NEW YORK (MainStreet) – In recent weeks a new class of freshmen has lined up to register at America’s colleges and universities, with tuition bills coming due as a result.

Each year the cost of a college education gets more expensive. When I was an undergraduate I paid only $40 per credit, with more prestigious schools like New York University charging $100 per credit. But that was 40 years ago.

Today the College Board estimates that the average annual cost of tuition and books for a full-time student enrolled in a four-year undergraduate degree program, after taking into consideration grants and financial aid, is $7,605 for in-state students and $11,990 for out-of-state students at a public college and $27,293 for a private nonprofit institution. The average cost of a public graduate school is about $39,000.
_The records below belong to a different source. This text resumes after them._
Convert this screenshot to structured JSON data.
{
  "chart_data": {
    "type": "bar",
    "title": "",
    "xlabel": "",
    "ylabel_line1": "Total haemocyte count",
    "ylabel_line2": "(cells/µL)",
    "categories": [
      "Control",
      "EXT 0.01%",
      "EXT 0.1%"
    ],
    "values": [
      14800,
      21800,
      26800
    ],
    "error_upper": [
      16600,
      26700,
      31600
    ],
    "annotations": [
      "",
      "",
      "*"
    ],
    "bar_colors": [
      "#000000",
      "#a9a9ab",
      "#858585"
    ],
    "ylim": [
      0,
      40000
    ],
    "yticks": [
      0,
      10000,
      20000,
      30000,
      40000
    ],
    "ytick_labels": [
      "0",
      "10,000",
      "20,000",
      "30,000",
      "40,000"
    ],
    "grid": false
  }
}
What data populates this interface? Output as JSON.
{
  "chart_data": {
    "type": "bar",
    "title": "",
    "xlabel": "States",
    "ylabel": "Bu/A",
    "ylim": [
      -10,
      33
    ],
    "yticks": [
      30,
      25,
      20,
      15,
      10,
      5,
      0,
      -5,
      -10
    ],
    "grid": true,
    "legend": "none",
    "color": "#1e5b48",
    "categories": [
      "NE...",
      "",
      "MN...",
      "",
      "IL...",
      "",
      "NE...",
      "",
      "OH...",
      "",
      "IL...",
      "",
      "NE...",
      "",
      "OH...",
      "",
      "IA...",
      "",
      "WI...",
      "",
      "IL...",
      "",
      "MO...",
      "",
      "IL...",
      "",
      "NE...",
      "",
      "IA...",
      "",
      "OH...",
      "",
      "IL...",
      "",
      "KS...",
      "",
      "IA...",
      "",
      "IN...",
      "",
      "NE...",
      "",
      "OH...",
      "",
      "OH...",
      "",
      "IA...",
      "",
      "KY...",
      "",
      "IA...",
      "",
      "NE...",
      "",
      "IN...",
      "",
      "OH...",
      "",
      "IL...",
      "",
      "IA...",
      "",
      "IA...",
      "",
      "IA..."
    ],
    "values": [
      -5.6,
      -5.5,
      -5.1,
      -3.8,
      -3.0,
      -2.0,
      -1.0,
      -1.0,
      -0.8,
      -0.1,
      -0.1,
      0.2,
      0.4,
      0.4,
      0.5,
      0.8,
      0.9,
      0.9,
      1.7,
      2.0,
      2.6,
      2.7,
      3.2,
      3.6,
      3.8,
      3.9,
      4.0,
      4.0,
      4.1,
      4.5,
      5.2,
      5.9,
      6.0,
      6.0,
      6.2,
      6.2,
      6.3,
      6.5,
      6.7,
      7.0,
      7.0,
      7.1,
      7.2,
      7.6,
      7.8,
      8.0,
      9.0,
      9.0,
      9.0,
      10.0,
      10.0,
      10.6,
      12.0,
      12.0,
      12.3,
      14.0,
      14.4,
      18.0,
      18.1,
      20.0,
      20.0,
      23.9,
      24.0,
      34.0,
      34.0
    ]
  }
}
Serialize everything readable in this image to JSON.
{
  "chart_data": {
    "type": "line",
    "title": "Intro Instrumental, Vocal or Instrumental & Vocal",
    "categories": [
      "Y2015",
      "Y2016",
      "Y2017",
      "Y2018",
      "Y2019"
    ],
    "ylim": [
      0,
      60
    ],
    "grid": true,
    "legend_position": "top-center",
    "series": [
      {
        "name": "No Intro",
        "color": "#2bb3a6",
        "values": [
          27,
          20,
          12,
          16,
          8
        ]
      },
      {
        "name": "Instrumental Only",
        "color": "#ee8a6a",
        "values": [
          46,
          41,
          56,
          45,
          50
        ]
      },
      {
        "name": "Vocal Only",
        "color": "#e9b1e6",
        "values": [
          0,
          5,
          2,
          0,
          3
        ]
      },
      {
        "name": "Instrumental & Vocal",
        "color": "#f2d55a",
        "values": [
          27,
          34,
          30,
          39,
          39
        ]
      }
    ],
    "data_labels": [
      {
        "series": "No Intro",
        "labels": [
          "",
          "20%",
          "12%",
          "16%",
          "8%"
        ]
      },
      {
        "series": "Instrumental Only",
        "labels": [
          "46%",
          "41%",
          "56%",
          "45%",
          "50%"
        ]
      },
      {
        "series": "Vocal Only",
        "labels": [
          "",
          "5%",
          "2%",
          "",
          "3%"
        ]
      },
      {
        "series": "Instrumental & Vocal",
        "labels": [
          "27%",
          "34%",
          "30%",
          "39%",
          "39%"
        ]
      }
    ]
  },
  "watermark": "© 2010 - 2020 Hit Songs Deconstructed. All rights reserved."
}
And that does not include room and board.

The current U.S. tax code provides several ways to help American students pay for a “post-secondary” education.  Let’s take a look at the “education menu” of tax breaks.

(The following slides represent only an introduction to each item. Note that each has its own set of unique rules and regulations, especially when combining them on your tax return. For more information you should consult your tax professional.)

American Opportunity Credit

This benefit provides a maximum credit of $2,500 per student -- 100% of the first $2,000 of qualified expenses and 25% of the next $2,000. To get the maximum credit you must spend at least $4,000 on tuition or educational expenses. The student must be pursuing an undergraduate degree or other recognized education credential.

The credit is available for the first four years of post-secondary education. Qualified expenses include tuition, fees, and required “course materials” such as books and supplies.

The credit is phased out for single taxpayers with “modified” Adjusted Gross Income (MAGI) of between $80,000 and $90,000 and joint filers with MAGI of $160,000 to $180,000. No credit is allowed for married couples who file separately. These amounts are not indexed for inflation.  “Modified” AGI begins with regular AGI and adds back any exclusion or deduction for foreign income, foreign housing costs, income for residents of certain U.S. possessions, and income from Puerto Rico.

Up to 40% of the total credit, to a maximum of $1,000, may be refundable. A taxpayer can get back more money then he paid in!

Generally you cannot claim this credit if you are a dependent. But if the MAGI of a dependent student’s parents exceeds the phase-out, the parents can elect not to claim the student as a dependent. The student cannot claim himself, but can claim a credit of up to the amount of his income tax liability. None of the credit is refundable.